Cox Enterprises, Inc. Subsidiaries v. Comr., T.C. Memo 2009-134, held that a corporation's contribution of a television station to a partnership did not constitute a dividend even though the partnership interest it received was originally worth $60.5 million less than the assets it contributed. The partners in the partnership were the remaindermen of certain trusts. These trusts, indirectly and collectively, owned 98% of the corporation's stock. The IRS argued that the transfer to the partnership should be deemed an indirect distribution to the remaindermen of the trusts and therefore a distribution to the trusts.
Judge Halpern rejected the IRS’ contention. First, he held that the corporation's transfer to the partnership “was not intended to provide a gratuitous economic benefit to the other partners….” Second, he held that, even if the corporation had made such a gratuitous transfer, the transfer did not benefit the shareholder trusts.
Several factors demonstrated that the corporation's directors did not intend a gratuitous transfer:
1. The partnership's formation had nontax business reasons. As recommended by independent consultants, the corporation tried to sell these operating assets but was unable to do so. The partnership's formation allowed the corporation to retain, for use in other areas, the working capital it had previously needed for the television station.

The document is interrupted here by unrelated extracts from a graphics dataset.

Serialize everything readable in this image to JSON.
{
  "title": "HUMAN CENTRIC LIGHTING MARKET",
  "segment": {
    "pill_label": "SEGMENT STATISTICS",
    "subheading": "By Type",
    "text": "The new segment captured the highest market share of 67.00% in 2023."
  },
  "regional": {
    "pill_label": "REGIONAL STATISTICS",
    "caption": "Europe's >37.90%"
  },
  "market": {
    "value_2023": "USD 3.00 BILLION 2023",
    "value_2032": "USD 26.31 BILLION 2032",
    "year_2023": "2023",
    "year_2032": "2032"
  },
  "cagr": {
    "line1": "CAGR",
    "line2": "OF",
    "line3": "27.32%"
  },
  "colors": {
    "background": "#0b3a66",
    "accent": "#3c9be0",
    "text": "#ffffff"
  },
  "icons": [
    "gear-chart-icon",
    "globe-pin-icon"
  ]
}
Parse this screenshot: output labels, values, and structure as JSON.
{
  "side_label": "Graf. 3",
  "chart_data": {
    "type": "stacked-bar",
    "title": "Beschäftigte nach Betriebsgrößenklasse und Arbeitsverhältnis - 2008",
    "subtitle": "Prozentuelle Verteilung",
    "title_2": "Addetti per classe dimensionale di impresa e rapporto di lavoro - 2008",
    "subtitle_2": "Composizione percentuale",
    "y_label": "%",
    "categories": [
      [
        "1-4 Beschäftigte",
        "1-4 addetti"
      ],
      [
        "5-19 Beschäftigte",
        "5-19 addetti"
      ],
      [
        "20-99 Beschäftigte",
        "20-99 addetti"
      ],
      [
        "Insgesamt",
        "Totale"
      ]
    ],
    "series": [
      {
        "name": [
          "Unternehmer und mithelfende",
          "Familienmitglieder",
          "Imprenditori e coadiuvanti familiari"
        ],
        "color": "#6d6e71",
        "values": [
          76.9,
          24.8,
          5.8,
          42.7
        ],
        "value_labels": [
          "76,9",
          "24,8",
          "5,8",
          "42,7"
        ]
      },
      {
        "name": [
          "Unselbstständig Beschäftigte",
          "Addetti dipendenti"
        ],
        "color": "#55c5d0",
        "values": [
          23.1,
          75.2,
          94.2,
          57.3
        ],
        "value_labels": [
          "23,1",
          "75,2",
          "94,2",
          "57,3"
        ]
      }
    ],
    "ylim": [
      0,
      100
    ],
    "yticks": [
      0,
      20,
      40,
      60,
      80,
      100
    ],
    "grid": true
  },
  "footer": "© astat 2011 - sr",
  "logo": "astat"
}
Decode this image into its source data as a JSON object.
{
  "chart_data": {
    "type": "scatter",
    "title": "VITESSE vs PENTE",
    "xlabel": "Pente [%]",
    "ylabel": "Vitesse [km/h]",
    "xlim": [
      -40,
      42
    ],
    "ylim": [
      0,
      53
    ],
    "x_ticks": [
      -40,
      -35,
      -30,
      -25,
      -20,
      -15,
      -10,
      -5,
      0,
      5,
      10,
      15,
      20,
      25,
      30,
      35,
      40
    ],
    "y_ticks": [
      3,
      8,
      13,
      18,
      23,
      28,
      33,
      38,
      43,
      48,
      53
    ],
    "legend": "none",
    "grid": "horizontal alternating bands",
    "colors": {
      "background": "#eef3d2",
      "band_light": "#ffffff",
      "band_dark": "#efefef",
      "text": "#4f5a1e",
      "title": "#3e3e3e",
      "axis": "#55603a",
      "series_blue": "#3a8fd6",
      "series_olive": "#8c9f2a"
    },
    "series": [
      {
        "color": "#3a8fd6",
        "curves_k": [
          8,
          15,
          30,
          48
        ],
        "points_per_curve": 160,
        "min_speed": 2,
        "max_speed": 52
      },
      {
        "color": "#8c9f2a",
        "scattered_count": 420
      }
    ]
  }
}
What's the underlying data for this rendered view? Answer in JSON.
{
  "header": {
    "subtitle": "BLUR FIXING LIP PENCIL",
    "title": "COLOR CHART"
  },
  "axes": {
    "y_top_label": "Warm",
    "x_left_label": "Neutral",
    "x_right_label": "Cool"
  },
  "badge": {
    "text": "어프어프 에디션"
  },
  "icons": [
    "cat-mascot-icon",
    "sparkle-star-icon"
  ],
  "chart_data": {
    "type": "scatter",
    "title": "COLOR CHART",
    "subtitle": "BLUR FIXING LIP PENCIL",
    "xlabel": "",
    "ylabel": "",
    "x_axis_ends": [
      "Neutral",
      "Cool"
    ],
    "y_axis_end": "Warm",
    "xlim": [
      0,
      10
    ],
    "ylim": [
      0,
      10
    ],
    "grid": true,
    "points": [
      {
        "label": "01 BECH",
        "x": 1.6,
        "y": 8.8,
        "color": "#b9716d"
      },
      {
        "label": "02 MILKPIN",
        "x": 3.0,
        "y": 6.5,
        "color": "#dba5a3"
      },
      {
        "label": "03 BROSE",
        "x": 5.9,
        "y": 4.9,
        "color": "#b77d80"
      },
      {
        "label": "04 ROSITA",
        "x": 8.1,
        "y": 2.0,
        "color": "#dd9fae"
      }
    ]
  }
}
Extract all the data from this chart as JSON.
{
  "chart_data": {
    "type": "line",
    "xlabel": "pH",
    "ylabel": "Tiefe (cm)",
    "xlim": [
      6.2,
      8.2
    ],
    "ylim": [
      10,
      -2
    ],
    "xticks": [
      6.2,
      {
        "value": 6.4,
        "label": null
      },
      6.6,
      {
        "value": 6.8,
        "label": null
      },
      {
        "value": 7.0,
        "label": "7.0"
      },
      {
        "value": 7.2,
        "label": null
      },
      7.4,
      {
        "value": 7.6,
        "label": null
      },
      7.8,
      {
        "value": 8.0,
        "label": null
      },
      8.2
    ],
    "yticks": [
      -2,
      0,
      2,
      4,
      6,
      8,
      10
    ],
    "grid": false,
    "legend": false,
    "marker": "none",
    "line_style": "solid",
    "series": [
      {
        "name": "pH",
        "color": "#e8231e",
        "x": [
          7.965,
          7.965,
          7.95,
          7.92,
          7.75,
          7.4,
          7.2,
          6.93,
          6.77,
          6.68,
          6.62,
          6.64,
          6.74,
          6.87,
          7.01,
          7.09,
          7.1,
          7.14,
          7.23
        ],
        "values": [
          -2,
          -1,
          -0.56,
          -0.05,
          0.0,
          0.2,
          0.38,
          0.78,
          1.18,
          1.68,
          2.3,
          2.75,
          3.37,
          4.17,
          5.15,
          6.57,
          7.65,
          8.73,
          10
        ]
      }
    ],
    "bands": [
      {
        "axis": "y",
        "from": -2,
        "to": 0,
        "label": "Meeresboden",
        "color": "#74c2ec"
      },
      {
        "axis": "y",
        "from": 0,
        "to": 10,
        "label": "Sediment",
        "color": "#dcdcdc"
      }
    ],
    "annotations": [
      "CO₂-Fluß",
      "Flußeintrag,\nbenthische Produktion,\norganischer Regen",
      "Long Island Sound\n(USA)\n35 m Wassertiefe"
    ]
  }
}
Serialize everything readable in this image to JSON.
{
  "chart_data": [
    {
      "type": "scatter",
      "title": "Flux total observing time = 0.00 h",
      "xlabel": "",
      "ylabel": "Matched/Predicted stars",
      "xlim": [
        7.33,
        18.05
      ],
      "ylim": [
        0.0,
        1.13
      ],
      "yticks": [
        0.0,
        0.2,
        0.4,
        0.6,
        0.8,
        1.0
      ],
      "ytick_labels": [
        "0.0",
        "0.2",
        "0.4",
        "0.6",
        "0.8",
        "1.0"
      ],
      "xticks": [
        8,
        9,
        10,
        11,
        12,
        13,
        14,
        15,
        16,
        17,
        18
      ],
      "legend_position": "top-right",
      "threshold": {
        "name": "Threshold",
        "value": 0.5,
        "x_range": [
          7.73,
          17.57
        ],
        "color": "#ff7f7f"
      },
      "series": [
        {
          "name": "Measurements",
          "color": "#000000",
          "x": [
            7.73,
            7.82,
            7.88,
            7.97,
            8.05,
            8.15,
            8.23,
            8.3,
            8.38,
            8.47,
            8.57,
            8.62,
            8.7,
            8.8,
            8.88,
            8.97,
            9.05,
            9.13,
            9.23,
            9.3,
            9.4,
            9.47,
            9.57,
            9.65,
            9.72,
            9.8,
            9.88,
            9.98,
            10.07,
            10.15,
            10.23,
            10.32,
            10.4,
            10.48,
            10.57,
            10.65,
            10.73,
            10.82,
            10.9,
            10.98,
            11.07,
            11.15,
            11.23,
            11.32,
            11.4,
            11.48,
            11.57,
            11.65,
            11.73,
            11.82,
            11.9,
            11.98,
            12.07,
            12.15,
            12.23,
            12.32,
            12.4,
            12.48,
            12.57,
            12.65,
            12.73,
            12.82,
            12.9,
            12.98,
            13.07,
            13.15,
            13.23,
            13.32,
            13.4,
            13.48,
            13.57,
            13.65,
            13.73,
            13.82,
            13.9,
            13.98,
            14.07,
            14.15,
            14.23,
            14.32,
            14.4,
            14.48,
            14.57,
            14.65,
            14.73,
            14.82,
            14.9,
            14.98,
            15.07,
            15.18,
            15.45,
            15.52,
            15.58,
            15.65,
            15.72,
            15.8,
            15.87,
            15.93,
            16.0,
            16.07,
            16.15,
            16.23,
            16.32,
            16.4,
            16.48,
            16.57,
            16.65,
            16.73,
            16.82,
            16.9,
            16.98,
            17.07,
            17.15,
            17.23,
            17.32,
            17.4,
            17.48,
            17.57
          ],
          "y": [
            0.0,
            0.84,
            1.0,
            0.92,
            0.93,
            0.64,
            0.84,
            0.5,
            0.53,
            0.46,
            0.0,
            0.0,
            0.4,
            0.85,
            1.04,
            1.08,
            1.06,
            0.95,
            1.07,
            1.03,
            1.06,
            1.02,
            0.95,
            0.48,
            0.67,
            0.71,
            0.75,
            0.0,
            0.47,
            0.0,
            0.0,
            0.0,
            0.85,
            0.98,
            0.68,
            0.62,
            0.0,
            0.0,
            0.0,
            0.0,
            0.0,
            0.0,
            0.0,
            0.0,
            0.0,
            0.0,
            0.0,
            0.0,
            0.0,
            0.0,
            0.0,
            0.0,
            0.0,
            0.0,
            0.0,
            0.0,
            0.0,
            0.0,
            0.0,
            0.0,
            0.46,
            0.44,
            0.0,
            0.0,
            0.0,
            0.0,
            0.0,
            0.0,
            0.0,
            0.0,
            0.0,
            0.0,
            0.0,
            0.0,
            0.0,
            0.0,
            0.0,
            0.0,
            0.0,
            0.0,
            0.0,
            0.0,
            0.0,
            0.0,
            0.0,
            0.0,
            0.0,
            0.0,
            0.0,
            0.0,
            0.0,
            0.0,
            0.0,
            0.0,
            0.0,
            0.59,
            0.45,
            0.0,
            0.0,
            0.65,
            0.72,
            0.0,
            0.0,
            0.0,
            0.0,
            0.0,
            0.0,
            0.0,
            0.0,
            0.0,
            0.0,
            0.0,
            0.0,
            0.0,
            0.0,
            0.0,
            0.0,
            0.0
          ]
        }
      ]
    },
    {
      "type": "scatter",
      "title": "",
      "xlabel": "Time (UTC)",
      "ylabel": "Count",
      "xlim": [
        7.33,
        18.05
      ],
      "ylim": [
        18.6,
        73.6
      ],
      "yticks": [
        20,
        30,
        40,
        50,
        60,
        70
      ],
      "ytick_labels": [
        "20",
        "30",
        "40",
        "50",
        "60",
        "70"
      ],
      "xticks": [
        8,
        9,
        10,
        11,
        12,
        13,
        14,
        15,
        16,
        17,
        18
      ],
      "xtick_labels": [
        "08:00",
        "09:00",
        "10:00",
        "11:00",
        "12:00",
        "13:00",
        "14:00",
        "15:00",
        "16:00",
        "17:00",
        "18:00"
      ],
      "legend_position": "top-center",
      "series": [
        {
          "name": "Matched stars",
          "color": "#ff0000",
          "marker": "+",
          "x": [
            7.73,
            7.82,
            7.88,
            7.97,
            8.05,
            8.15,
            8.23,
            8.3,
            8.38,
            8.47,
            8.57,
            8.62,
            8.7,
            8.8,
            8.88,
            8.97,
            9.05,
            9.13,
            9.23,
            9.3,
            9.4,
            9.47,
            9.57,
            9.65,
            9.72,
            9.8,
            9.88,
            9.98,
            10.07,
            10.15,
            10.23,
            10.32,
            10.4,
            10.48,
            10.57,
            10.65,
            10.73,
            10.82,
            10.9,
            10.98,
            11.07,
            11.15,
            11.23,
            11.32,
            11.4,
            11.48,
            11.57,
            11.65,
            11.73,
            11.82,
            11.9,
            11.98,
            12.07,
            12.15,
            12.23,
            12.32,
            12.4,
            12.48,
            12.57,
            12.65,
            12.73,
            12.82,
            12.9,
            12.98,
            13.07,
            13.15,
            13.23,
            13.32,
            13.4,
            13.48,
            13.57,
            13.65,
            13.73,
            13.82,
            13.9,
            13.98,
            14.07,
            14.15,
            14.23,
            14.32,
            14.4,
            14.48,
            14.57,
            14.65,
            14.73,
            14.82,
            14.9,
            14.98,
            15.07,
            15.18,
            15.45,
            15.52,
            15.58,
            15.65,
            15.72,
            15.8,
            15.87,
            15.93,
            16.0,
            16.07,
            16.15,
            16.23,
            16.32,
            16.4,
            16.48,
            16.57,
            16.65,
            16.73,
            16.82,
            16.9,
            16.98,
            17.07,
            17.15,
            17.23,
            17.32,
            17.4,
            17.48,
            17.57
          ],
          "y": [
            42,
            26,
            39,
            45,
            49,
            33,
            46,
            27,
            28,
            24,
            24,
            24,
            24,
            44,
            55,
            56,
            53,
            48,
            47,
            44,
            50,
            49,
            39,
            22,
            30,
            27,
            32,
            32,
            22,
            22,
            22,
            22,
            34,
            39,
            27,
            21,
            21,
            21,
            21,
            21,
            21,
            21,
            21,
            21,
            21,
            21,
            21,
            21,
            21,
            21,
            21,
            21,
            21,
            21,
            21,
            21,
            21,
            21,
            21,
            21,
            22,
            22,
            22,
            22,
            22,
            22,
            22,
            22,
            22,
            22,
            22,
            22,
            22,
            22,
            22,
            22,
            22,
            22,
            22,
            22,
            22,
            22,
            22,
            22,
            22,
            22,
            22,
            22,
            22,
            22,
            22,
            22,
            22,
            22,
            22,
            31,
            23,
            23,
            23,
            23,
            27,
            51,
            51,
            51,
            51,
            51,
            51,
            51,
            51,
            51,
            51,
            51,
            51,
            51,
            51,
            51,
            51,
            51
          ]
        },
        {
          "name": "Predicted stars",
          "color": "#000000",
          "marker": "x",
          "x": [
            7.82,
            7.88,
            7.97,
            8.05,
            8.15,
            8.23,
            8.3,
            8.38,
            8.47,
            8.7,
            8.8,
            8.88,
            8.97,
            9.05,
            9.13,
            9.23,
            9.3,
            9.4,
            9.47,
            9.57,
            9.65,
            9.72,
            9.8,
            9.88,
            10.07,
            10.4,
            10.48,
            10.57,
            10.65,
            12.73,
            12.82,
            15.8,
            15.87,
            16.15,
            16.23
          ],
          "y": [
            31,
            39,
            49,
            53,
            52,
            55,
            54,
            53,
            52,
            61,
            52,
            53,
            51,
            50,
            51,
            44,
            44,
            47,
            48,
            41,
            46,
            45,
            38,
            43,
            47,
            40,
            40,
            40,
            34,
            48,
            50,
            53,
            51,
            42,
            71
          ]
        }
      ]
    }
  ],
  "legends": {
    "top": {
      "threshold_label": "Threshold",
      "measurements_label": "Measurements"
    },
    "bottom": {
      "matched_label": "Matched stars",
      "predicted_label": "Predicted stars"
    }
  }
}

2. The corporation's board's executive committee adopted a resolution that the other partners be required to make cash contributions to the partnership “in an amount corresponding to the fair market value of the partnership interests acquired by” those other partners. Furthermore, the other partners' acquisition of partnership interest was to “be on terms and conditions no less favorable to” the corporation “than the terms and conditions that would apply in a similar transaction with persons who are not affiliated with” the corporation.
3. The corporation retained an outside accounting firm “to render an opinion of appropriate marketability and minority interest discounts applicable to a minority interest” in the partnership as of the date of formation. The partners made contributions based on the appraised amount. Three years later, the corporation's management discovered errors in computing the other partners' interests in the partnership and obtained a new appraisal. The other partners made additional contributions to bring their contributions up to the appraised value.
4. The court relied on U.S. v. Byrum, 408 U.S. 135, 137-138 (1972), to find that the controlling shareholders were subject to fiduciary duties to the minority shareholders. In the Cox case, two percent of the stock was owned by people who were not members of the controlling family; these minority shareholders were principally employees of the corporation. Judge Halpern pointed out that the minority shareholders did not own interests in the other partners and “would not be made financially whole for the likely shortfall in income and liquidation (or sale) proceeds” if the corporation's contribution to the partnership constituted a transfer to the other partners.
The court also found that any gratuitous transfer to the other partners would not have benefitted the shareholder trusts. The remaindermen of the trusts held significant interests in the partners, so a transfer to the other partners would have accelerated the remaindermen's interests in violation of the trust agreements. Because the trusts were the controlling shareholders (and the court assumed for the sake of argument that the trustees also controlled the actions of the other board members), the trustees would have violated their fiduciary duties by accelerating the interests of the remaindermen. Thus, a gratuitous transfer to the other partners would have been detrimental to the shareholder trusts as entities and would have violated the trustees' fiduciary duties.
The court concluded that any gratuitous transfer of an interest from the corporation to the other partners did not constitute a distribution to the shareholder trusts subject to §311.
Other issues relating to these parties were still before the court when Judge Halpern wrote this opinion, some of which involved the trusts themselves. Subject to any light shed by those cases, one may draw some planning tips from this case:
1. As usual, documenting a transaction very well is always advisable, particularly documentation demonstrating an intent to deal at arms-length.
2. Although the Tax Court seems to place little weight on the Byrum case in family limited partnership cases under §2036, having nonfamily member employees hold 2% of the stock might do the trick.
3. Practitioners often wonder whether parties must contribute assets with fair market value to obtain capital accounts proportionate to their interests in profits when all partners are making their initial contributions on formation of the partnership. In this case, the majority partner (the corporation) contributed assets with value significantly in excess of the value of its partnership interest. However, the minority partners contributed assets equal to the value of their interests in the partnership. Thus, the majority partners received capital accounts that were higher relative to their interests in profits compared with the minority partners' capital accounts relative to their respective interests in profits. Judge Halpern did not seem to recognize this issue; if he did, he did not mention it in analyzing the dividend issue. It will be interesting to see whether the companion cases consider this issue to be of consequence.